Of course the first question the gaming community will ask is, ‘what type of games do these women play?’ The inference is that the female gamer is simply playing Candy Crush on their smartphone and that doesn’t count. The other defence is that mobile gaming doesn’t require the level of skill or commitment needed for ‘real’ games, which are generally played on consoles or PC. Therefore research like this is flawed or misleading, because the definition of gamer in this case doesn’t make the grade.
Does it really matter? Shouldn’t we be asking how we can engage with these players. This is an industry that spends a lot of time talking about diversity, how to make it happen and how it makes business sense, but not a lot is changing. We’re talking the talk, but when a study shows us that half of gamers are female, so many voices shout, ‘yes, but are they really gamers?’
I think it’s time we dismantle the hierarchy, which claims that mobile games aren’t real games. In part, this is a convenient way of ignoring figures like these, which suggest women are gamers too. Dismissing mobile games is another form of gatekeeping, in a bid to maintain the perceived status quo of games for boys.
Other research by Quantic Foundry asked female gamers what sorts of games they play. It shows that mobile match-3 games and social farming games are overwhelming played by women, with 69% of players identifying as female. At the other end of the spectrum, the number of female players in sports and shooting games sit at 2% and 4%, respectively. No surprises there, some might say.
It’s interesting to see that high fantasy MMOs feature a player base that’s 36% women. In addition, 48% of Dragon Age: Inquisition players are women. JRPG players average a third female, whilst for platformers, roguelikes and western RPGs, around a quarter of the players are women .
The fact is that women play all sorts of games and there can be many reasons, which steer them away from shooters and sports games. These titles usually feature male characters and the marketing may reflect that, which does little to encourage women to play them. So, it may not be that the mechanics are too difficult or that women just don’t like shooting things.

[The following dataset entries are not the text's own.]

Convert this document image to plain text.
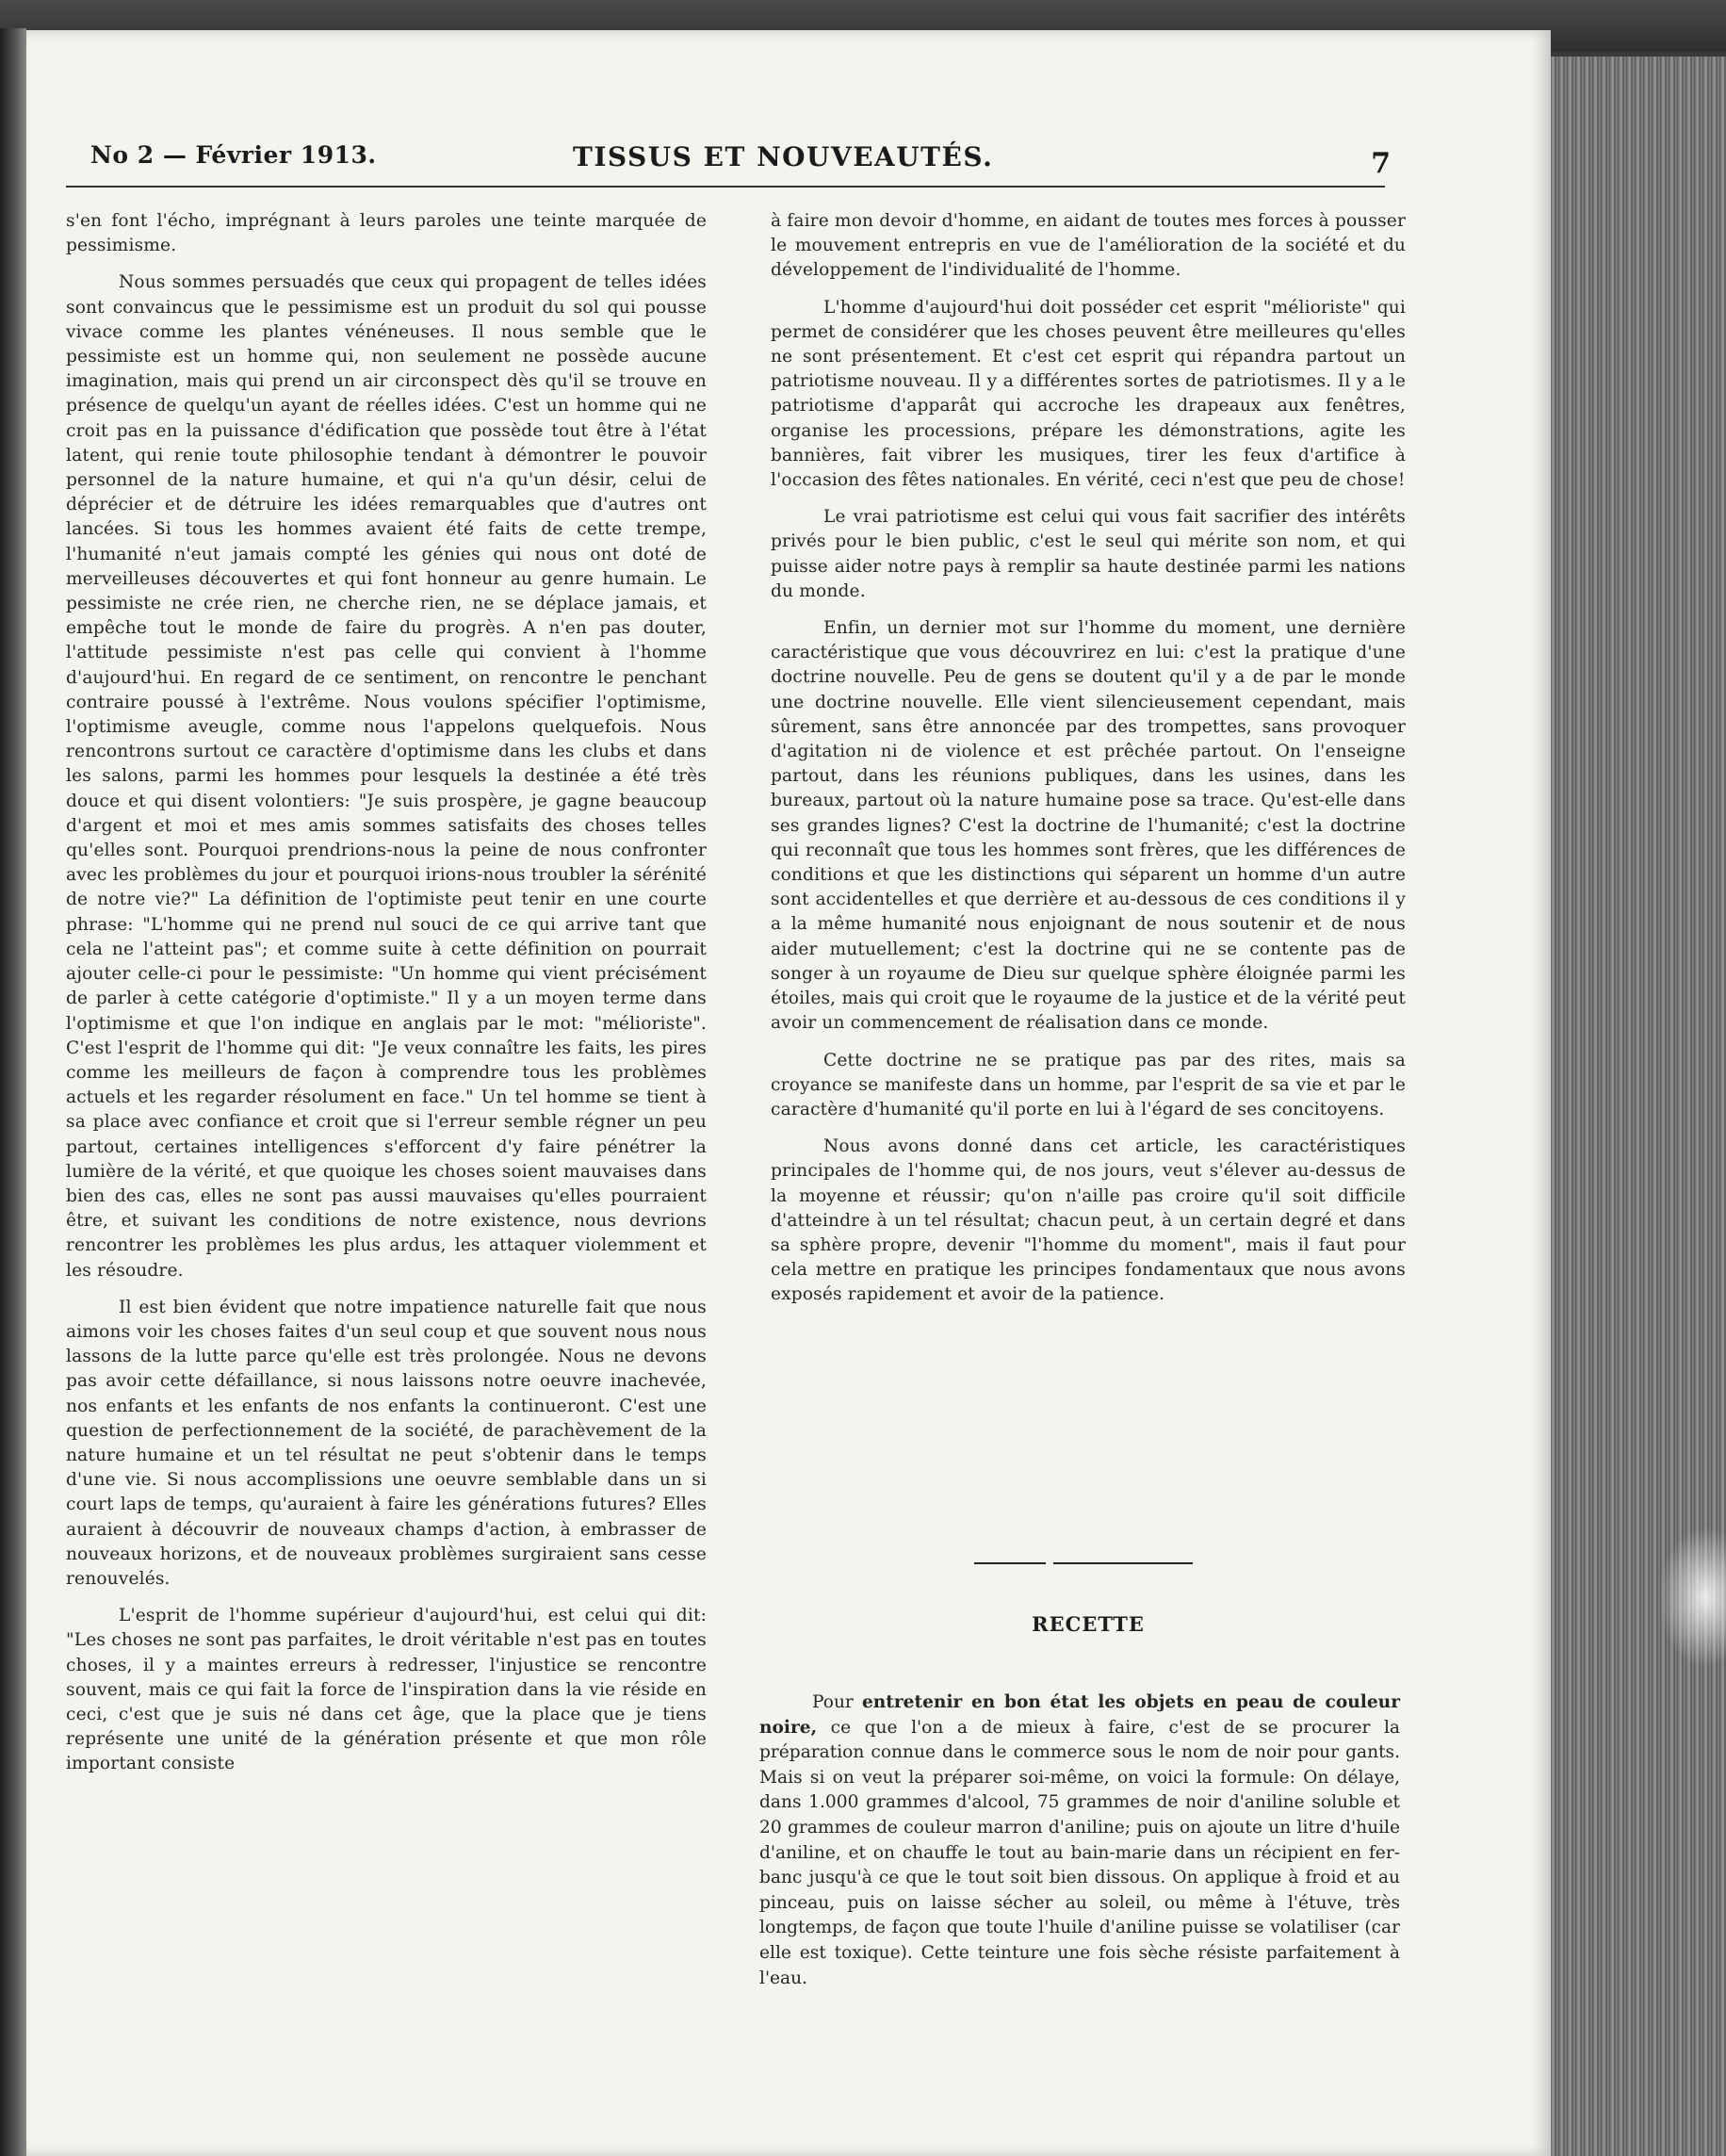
No 2 — Février 1913.	TISSUS ET NOUVEAUTÉS.	7

s'en font l'écho, imprégnant à leurs paroles une teinte marquée de pessimisme.

Nous sommes persuadés que ceux qui propagent de telles idées sont convaincus que le pessimisme est un produit du sol qui pousse vivace comme les plantes vénéneuses. Il nous semble que le pessimiste est un homme qui, non seulement ne possède aucune imagination, mais qui prend un air circonspect dès qu'il se trouve en présence de quelqu'un ayant de réelles idées. C'est un homme qui ne croit pas en la puissance d'édification que possède tout être à l'état latent, qui renie toute philosophie tendant à démontrer le pouvoir personnel de la nature humaine, et qui n'a qu'un désir, celui de déprécier et de détruire les idées remarquables que d'autres ont lancées. Si tous les hommes avaient été faits de cette trempe, l'humanité n'eut jamais compté les génies qui nous ont doté de merveilleuses découvertes et qui font honneur au genre humain. Le pessimiste ne crée rien, ne cherche rien, ne se déplace jamais, et empêche tout le monde de faire du progrès. A n'en pas douter, l'attitude pessimiste n'est pas celle qui convient à l'homme d'aujourd'hui. En regard de ce sentiment, on rencontre le penchant contraire poussé à l'extrême. Nous voulons spécifier l'optimisme, l'optimisme aveugle, comme nous l'appelons quelquefois. Nous rencontrons surtout ce caractère d'optimisme dans les clubs et dans les salons, parmi les hommes pour lesquels la destinée a été très douce et qui disent volontiers: "Je suis prospère, je gagne beaucoup d'argent et moi et mes amis sommes satisfaits des choses telles qu'elles sont. Pourquoi prendrions-nous la peine de nous confronter avec les problèmes du jour et pourquoi irions-nous troubler la sérénité de notre vie?" La définition de l'optimiste peut tenir en une courte phrase: "L'homme qui ne prend nul souci de ce qui arrive tant que cela ne l'atteint pas"; et comme suite à cette définition on pourrait ajouter celle-ci pour le pessimiste: "Un homme qui vient précisément de parler à cette catégorie d'optimiste." Il y a un moyen terme dans l'optimisme et que l'on indique en anglais par le mot: "mélioriste". C'est l'esprit de l'homme qui dit: "Je veux connaître les faits, les pires comme les meilleurs de façon à comprendre tous les problèmes actuels et les regarder résolument en face." Un tel homme se tient à sa place avec confiance et croit que si l'erreur semble régner un peu partout, certaines intelligences s'efforcent d'y faire pénétrer la lumière de la vérité, et que quoique les choses soient mauvaises dans bien des cas, elles ne sont pas aussi mauvaises qu'elles pourraient être, et suivant les conditions de notre existence, nous devrions rencontrer les problèmes les plus ardus, les attaquer violemment et les résoudre.

Il est bien évident que notre impatience naturelle fait que nous aimons voir les choses faites d'un seul coup et que souvent nous nous lassons de la lutte parce qu'elle est très prolongée. Nous ne devons pas avoir cette défaillance, si nous laissons notre oeuvre inachevée, nos enfants et les enfants de nos enfants la continueront. C'est une question de perfectionnement de la société, de parachèvement de la nature humaine et un tel résultat ne peut s'obtenir dans le temps d'une vie. Si nous accomplissions une oeuvre semblable dans un si court laps de temps, qu'auraient à faire les générations futures? Elles auraient à découvrir de nouveaux champs d'action, à embrasser de nouveaux horizons, et de nouveaux problèmes surgiraient sans cesse renouvelés.

L'esprit de l'homme supérieur d'aujourd'hui, est celui qui dit: "Les choses ne sont pas parfaites, le droit véritable n'est pas en toutes choses, il y a maintes erreurs à redresser, l'injustice se rencontre souvent, mais ce qui fait la force de l'inspiration dans la vie réside en ceci, c'est que je suis né dans cet âge, que la place que je tiens représente une unité de la génération présente et que mon rôle important consiste

à faire mon devoir d'homme, en aidant de toutes mes forces à pousser le mouvement entrepris en vue de l'amélioration de la société et du développement de l'individualité de l'homme.

L'homme d'aujourd'hui doit posséder cet esprit "mélioriste" qui permet de considérer que les choses peuvent être meilleures qu'elles ne sont présentement. Et c'est cet esprit qui répandra partout un patriotisme nouveau. Il y a différentes sortes de patriotismes. Il y a le patriotisme d'apparât qui accroche les drapeaux aux fenêtres, organise les processions, prépare les démonstrations, agite les bannières, fait vibrer les musiques, tirer les feux d'artifice à l'occasion des fêtes nationales. En vérité, ceci n'est que peu de chose!

Le vrai patriotisme est celui qui vous fait sacrifier des intérêts privés pour le bien public, c'est le seul qui mérite son nom, et qui puisse aider notre pays à remplir sa haute destinée parmi les nations du monde.

Enfin, un dernier mot sur l'homme du moment, une dernière caractéristique que vous découvrirez en lui: c'est la pratique d'une doctrine nouvelle. Peu de gens se doutent qu'il y a de par le monde une doctrine nouvelle. Elle vient silencieusement cependant, mais sûrement, sans être annoncée par des trompettes, sans provoquer d'agitation ni de violence et est prêchée partout. On l'enseigne partout, dans les réunions publiques, dans les usines, dans les bureaux, partout où la nature humaine pose sa trace. Qu'est-elle dans ses grandes lignes? C'est la doctrine de l'humanité; c'est la doctrine qui reconnaît que tous les hommes sont frères, que les différences de conditions et que les distinctions qui séparent un homme d'un autre sont accidentelles et que derrière et au-dessous de ces conditions il y a la même humanité nous enjoignant de nous soutenir et de nous aider mutuellement; c'est la doctrine qui ne se contente pas de songer à un royaume de Dieu sur quelque sphère éloignée parmi les étoiles, mais qui croit que le royaume de la justice et de la vérité peut avoir un commencement de réalisation dans ce monde.

Cette doctrine ne se pratique pas par des rites, mais sa croyance se manifeste dans un homme, par l'esprit de sa vie et par le caractère d'humanité qu'il porte en lui à l'égard de ses concitoyens.

Nous avons donné dans cet article, les caractéristiques principales de l'homme qui, de nos jours, veut s'élever au-dessus de la moyenne et réussir; qu'on n'aille pas croire qu'il soit difficile d'atteindre à un tel résultat; chacun peut, à un certain degré et dans sa sphère propre, devenir "l'homme du moment", mais il faut pour cela mettre en pratique les principes fondamentaux que nous avons exposés rapidement et avoir de la patience.

RECETTE

Pour entretenir en bon état les objets en peau de couleur noire, ce que l'on a de mieux à faire, c'est de se procurer la préparation connue dans le commerce sous le nom de noir pour gants. Mais si on veut la préparer soi-même, on voici la formule: On délaye, dans 1.000 grammes d'alcool, 75 grammes de noir d'aniline soluble et 20 grammes de couleur marron d'aniline; puis on ajoute un litre d'huile d'aniline, et on chauffe le tout au bain-marie dans un récipient en fer-banc jusqu'à ce que le tout soit bien dissous. On applique à froid et au pinceau, puis on laisse sécher au soleil, ou même à l'étuve, très longtemps, de façon que toute l'huile d'aniline puisse se volatiliser (car elle est toxique). Cette teinture une fois sèche résiste parfaitement à l'eau.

It’s time to stop asking ‘do women play games?’ Yes, we do and it’s not as extraordinary as the headlines suggest because games are fun and interesting and social. All the things that men enjoy about games still apply, even when you have boobs.
Interestingly, Nesta’s findings also show that there is no evidence that playing games when you’re young is a waste of time, compared to reading or other more highly valued pursuits, such as sport and music. The study found that those who played when growing up tended to be better educated and actively participate in other forms of culture, such as reading, painting, writing and attending cultural events.
Armed with research that tells us games have cultural value and appeal to women, we can continue to focus on creating more diverse lead characters who reflect real gamers, not the ones the industry imagines around their boardroom tables or beanbags or whatever. Women are making games and we need to celebrate that in order to encourage more diverse people to join the industry and become creators, not just consumers.
Things are changing, but for every Aloy in Horizon Zero Dawn, there are 10 Nathan Drakes and as charming as Nate is, I’d like to see somebody different, some of the time. Diversity in games is getting better, but I’m pretty sure the best is yet to come.